The IMAX VR Centre in Hollywood is one of seven global facilities dedicated solely to virtual reality experiences. It’s IMAX’s flagship studio, and the company’s only standalone theater.

“Everything that we do comes to Fairfax [Ave.] first,” Kurtzman said. “It’s a testing ground to work out any kinks.”

The facility feels like a cross between a Disneyland ride and a Virgin America flight, with an entry area and onboarding room where people watch an informational video, before going through a narrow doorway into the main facility.

Technicians set people up with headsets inside 12-foot-by-12-foot pods.
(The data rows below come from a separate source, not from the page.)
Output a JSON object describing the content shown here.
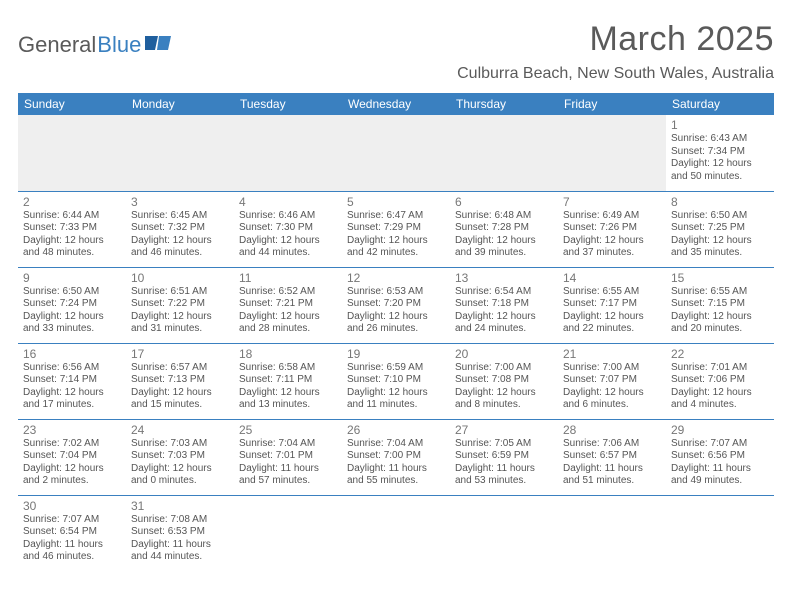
{
  "logo": {
    "part1": "General",
    "part2": "Blue",
    "accent": "#3a80c0",
    "gray": "#5a5a5a"
  },
  "title": "March 2025",
  "location": "Culburra Beach, New South Wales, Australia",
  "columns": [
    "Sunday",
    "Monday",
    "Tuesday",
    "Wednesday",
    "Thursday",
    "Friday",
    "Saturday"
  ],
  "colors": {
    "header_bg": "#3a80c0",
    "header_fg": "#ffffff",
    "cell_border": "#3a80c0",
    "empty_bg": "#efefef",
    "text": "#555555",
    "daynum": "#777777"
  },
  "weeks": [
    [
      null,
      null,
      null,
      null,
      null,
      null,
      {
        "n": "1",
        "sr": "Sunrise: 6:43 AM",
        "ss": "Sunset: 7:34 PM",
        "d1": "Daylight: 12 hours",
        "d2": "and 50 minutes."
      }
    ],
    [
      {
        "n": "2",
        "sr": "Sunrise: 6:44 AM",
        "ss": "Sunset: 7:33 PM",
        "d1": "Daylight: 12 hours",
        "d2": "and 48 minutes."
      },
      {
        "n": "3",
        "sr": "Sunrise: 6:45 AM",
        "ss": "Sunset: 7:32 PM",
        "d1": "Daylight: 12 hours",
        "d2": "and 46 minutes."
      },
      {
        "n": "4",
        "sr": "Sunrise: 6:46 AM",
        "ss": "Sunset: 7:30 PM",
        "d1": "Daylight: 12 hours",
        "d2": "and 44 minutes."
      },
      {
        "n": "5",
        "sr": "Sunrise: 6:47 AM",
        "ss": "Sunset: 7:29 PM",
        "d1": "Daylight: 12 hours",
        "d2": "and 42 minutes."
      },
      {
        "n": "6",
        "sr": "Sunrise: 6:48 AM",
        "ss": "Sunset: 7:28 PM",
        "d1": "Daylight: 12 hours",
        "d2": "and 39 minutes."
      },
      {
        "n": "7",
        "sr": "Sunrise: 6:49 AM",
        "ss": "Sunset: 7:26 PM",
        "d1": "Daylight: 12 hours",
        "d2": "and 37 minutes."
      },
      {
        "n": "8",
        "sr": "Sunrise: 6:50 AM",
        "ss": "Sunset: 7:25 PM",
        "d1": "Daylight: 12 hours",
        "d2": "and 35 minutes."
      }
    ],
    [
      {
        "n": "9",
        "sr": "Sunrise: 6:50 AM",
        "ss": "Sunset: 7:24 PM",
        "d1": "Daylight: 12 hours",
        "d2": "and 33 minutes."
      },
      {
        "n": "10",
        "sr": "Sunrise: 6:51 AM",
        "ss": "Sunset: 7:22 PM",
        "d1": "Daylight: 12 hours",
        "d2": "and 31 minutes."
      },
      {
        "n": "11",
        "sr": "Sunrise: 6:52 AM",
        "ss": "Sunset: 7:21 PM",
        "d1": "Daylight: 12 hours",
        "d2": "and 28 minutes."
      },
      {
        "n": "12",
        "sr": "Sunrise: 6:53 AM",
        "ss": "Sunset: 7:20 PM",
        "d1": "Daylight: 12 hours",
        "d2": "and 26 minutes."
      },
      {
        "n": "13",
        "sr": "Sunrise: 6:54 AM",
        "ss": "Sunset: 7:18 PM",
        "d1": "Daylight: 12 hours",
        "d2": "and 24 minutes."
      },
      {
        "n": "14",
        "sr": "Sunrise: 6:55 AM",
        "ss": "Sunset: 7:17 PM",
        "d1": "Daylight: 12 hours",
        "d2": "and 22 minutes."
      },
      {
        "n": "15",
        "sr": "Sunrise: 6:55 AM",
        "ss": "Sunset: 7:15 PM",
        "d1": "Daylight: 12 hours",
        "d2": "and 20 minutes."
      }
    ],
    [
      {
        "n": "16",
        "sr": "Sunrise: 6:56 AM",
        "ss": "Sunset: 7:14 PM",
        "d1": "Daylight: 12 hours",
        "d2": "and 17 minutes."
      },
      {
        "n": "17",
        "sr": "Sunrise: 6:57 AM",
        "ss": "Sunset: 7:13 PM",
        "d1": "Daylight: 12 hours",
        "d2": "and 15 minutes."
      },
      {
        "n": "18",
        "sr": "Sunrise: 6:58 AM",
        "ss": "Sunset: 7:11 PM",
        "d1": "Daylight: 12 hours",
        "d2": "and 13 minutes."
      },
      {
        "n": "19",
        "sr": "Sunrise: 6:59 AM",
        "ss": "Sunset: 7:10 PM",
        "d1": "Daylight: 12 hours",
        "d2": "and 11 minutes."
      },
      {
        "n": "20",
        "sr": "Sunrise: 7:00 AM",
        "ss": "Sunset: 7:08 PM",
        "d1": "Daylight: 12 hours",
        "d2": "and 8 minutes."
      },
      {
        "n": "21",
        "sr": "Sunrise: 7:00 AM",
        "ss": "Sunset: 7:07 PM",
        "d1": "Daylight: 12 hours",
        "d2": "and 6 minutes."
      },
      {
        "n": "22",
        "sr": "Sunrise: 7:01 AM",
        "ss": "Sunset: 7:06 PM",
        "d1": "Daylight: 12 hours",
        "d2": "and 4 minutes."
      }
    ],
    [
      {
        "n": "23",
        "sr": "Sunrise: 7:02 AM",
        "ss": "Sunset: 7:04 PM",
        "d1": "Daylight: 12 hours",
        "d2": "and 2 minutes."
      },
      {
        "n": "24",
        "sr": "Sunrise: 7:03 AM",
        "ss": "Sunset: 7:03 PM",
        "d1": "Daylight: 12 hours",
        "d2": "and 0 minutes."
      },
      {
        "n": "25",
        "sr": "Sunrise: 7:04 AM",
        "ss": "Sunset: 7:01 PM",
        "d1": "Daylight: 11 hours",
        "d2": "and 57 minutes."
      },
      {
        "n": "26",
        "sr": "Sunrise: 7:04 AM",
        "ss": "Sunset: 7:00 PM",
        "d1": "Daylight: 11 hours",
        "d2": "and 55 minutes."
      },
      {
        "n": "27",
        "sr": "Sunrise: 7:05 AM",
        "ss": "Sunset: 6:59 PM",
        "d1": "Daylight: 11 hours",
        "d2": "and 53 minutes."
      },
      {
        "n": "28",
        "sr": "Sunrise: 7:06 AM",
        "ss": "Sunset: 6:57 PM",
        "d1": "Daylight: 11 hours",
        "d2": "and 51 minutes."
      },
      {
        "n": "29",
        "sr": "Sunrise: 7:07 AM",
        "ss": "Sunset: 6:56 PM",
        "d1": "Daylight: 11 hours",
        "d2": "and 49 minutes."
      }
    ],
    [
      {
        "n": "30",
        "sr": "Sunrise: 7:07 AM",
        "ss": "Sunset: 6:54 PM",
        "d1": "Daylight: 11 hours",
        "d2": "and 46 minutes."
      },
      {
        "n": "31",
        "sr": "Sunrise: 7:08 AM",
        "ss": "Sunset: 6:53 PM",
        "d1": "Daylight: 11 hours",
        "d2": "and 44 minutes."
      },
      null,
      null,
      null,
      null,
      null
    ]
  ]
}
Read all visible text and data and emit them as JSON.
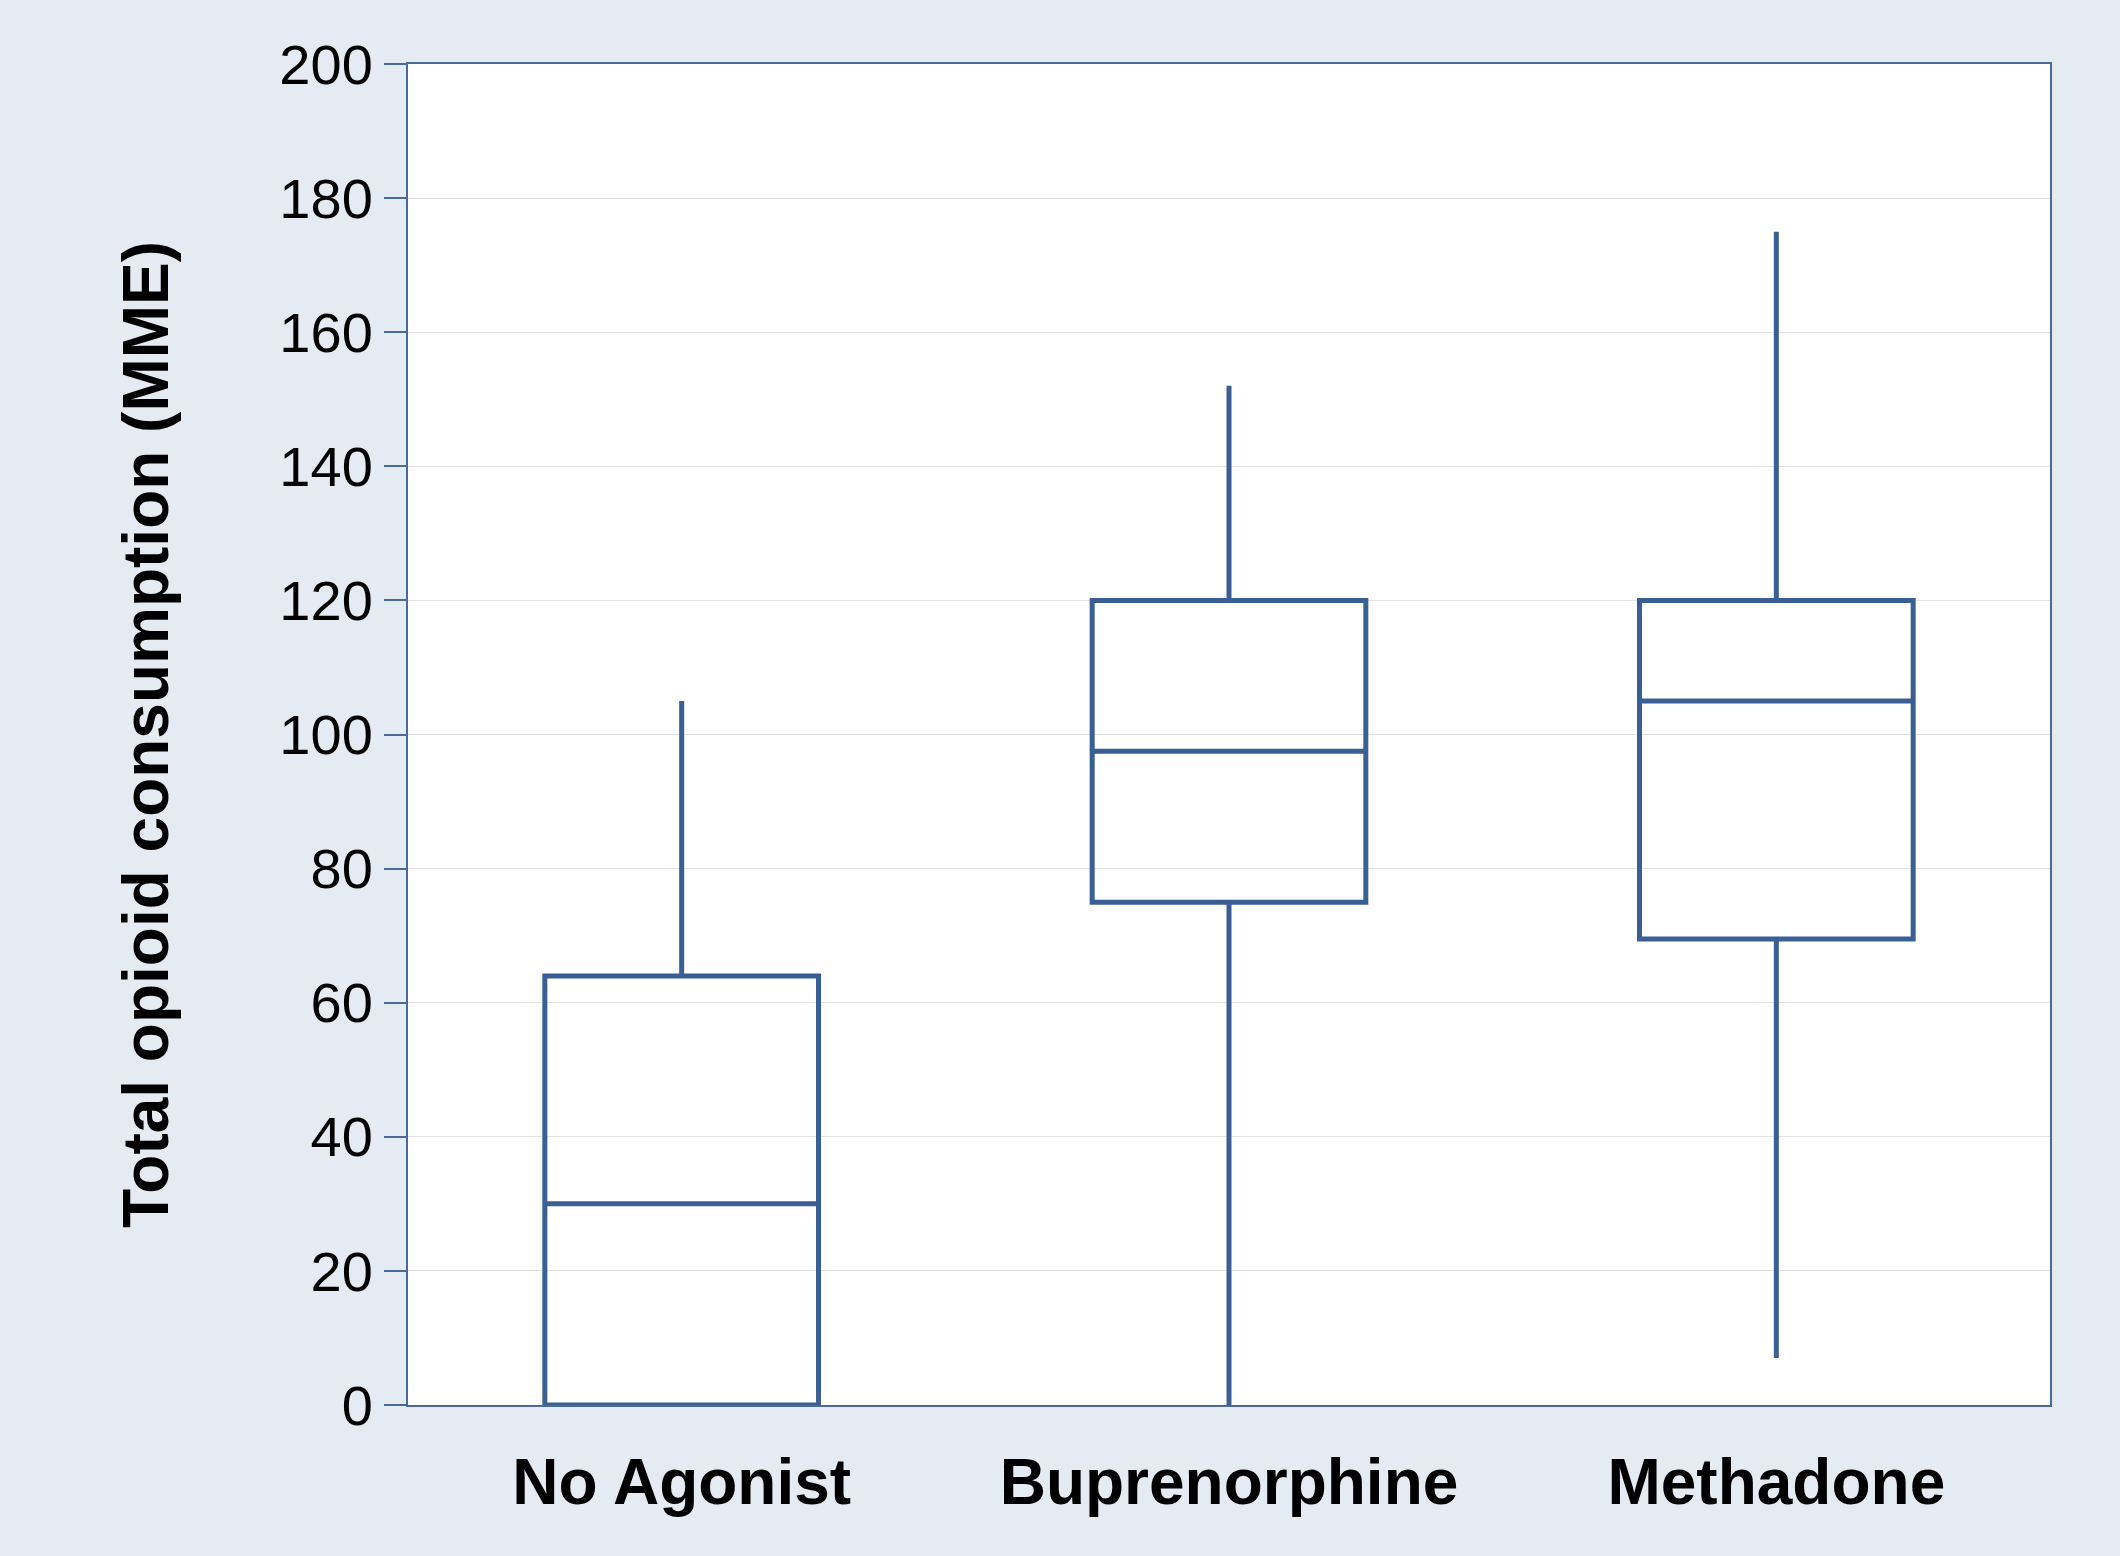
{
  "chart_data": {
    "type": "box",
    "ylabel": "Total opioid consumption (MME)",
    "categories": [
      "No Agonist",
      "Buprenorphine",
      "Methadone"
    ],
    "boxes": [
      {
        "low": 0,
        "q1": 0,
        "median": 30,
        "q3": 64,
        "high": 105
      },
      {
        "low": 0,
        "q1": 75,
        "median": 97.5,
        "q3": 120,
        "high": 152
      },
      {
        "low": 7,
        "q1": 69.5,
        "median": 105,
        "q3": 120,
        "high": 175
      }
    ],
    "color": "#3a5f94",
    "ylim": [
      0,
      200
    ],
    "yticks": [
      0,
      20,
      40,
      60,
      80,
      100,
      120,
      140,
      160,
      180,
      200
    ],
    "grid": "y"
  }
}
Each experience ranges from eight to 12 minutes, and costs between $10 to $25 per person. Players in different pods can come together in the same virtual space.

The ways in which VR is being applied continue to evolve. For instance, although this is not in practice yet, SlimeZone has the ability to allow people in pods in different physical locations, such as New York and Los Angeles, to play together virtually.

“As this technology continues to grow and these opportunities exist,” Young said, “I would imagine there would become a day where that’s inevitable.”